Hans-Peter Scheifele beaufsichtigt den Vorgang: Er weiß genau, wann der Baum fallen wird. Mit Knackgeräuschen deutet sich das Finale an. „Nicht wegrennen“, so lautet Scheifeles Ansage. Denn wer rennt, kann stolpern und hinfallen. Wer sich wie vereinbart geordnet in die festgelegten Gassen zurückzieht, ist auf der sicheren Seite. Kleine Jubelschreie, als sich der Nadelbaum neigt und über den Waldweg hinweg auf den Boden kracht. Doch vorbei ist jetzt noch garnichts: Die nächsten Teams müssen den Stamm entasten und ihn in verarbeitungsgerechte Stücke schneiden. Pausenbrot: verdient.
Theorie und Praxis werden im Schulwald eins: Aspekte von Naturwissenschaft, Handwerk, Sozialkompetenz, sogar Kunst. Stärken und individuelle Qualitäten treten zutage – und die Erkenntnis, dass vieles nur im Team geht.
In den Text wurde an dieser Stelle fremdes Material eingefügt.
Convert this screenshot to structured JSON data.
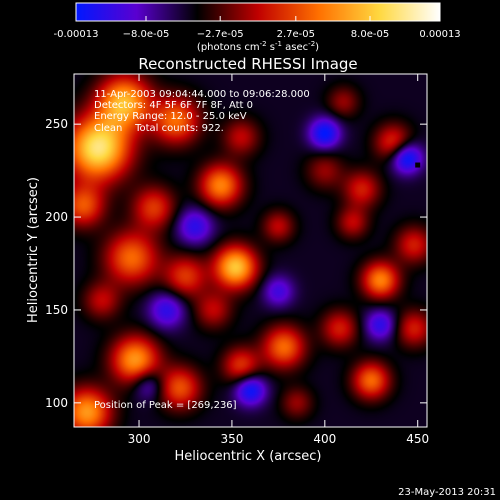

Natürlich erhofft sich das Forstamt durch das modulare Unterrichtspaket nicht nur Verständnis für die wichtigen Arbeiten im Wald: „Vielleicht bekommt der eine oder die andere Lust auf mehr“, sagt Hans-Peter Scheifele. Denn auch im Bereich Forsten gibt es Nachwuchsmangel. Die Weikersheimer Schülerinnen und Schüler hat er fürs Arbeiten im Wald jedenfalls begeistern können – trotz Nässe und Kälte.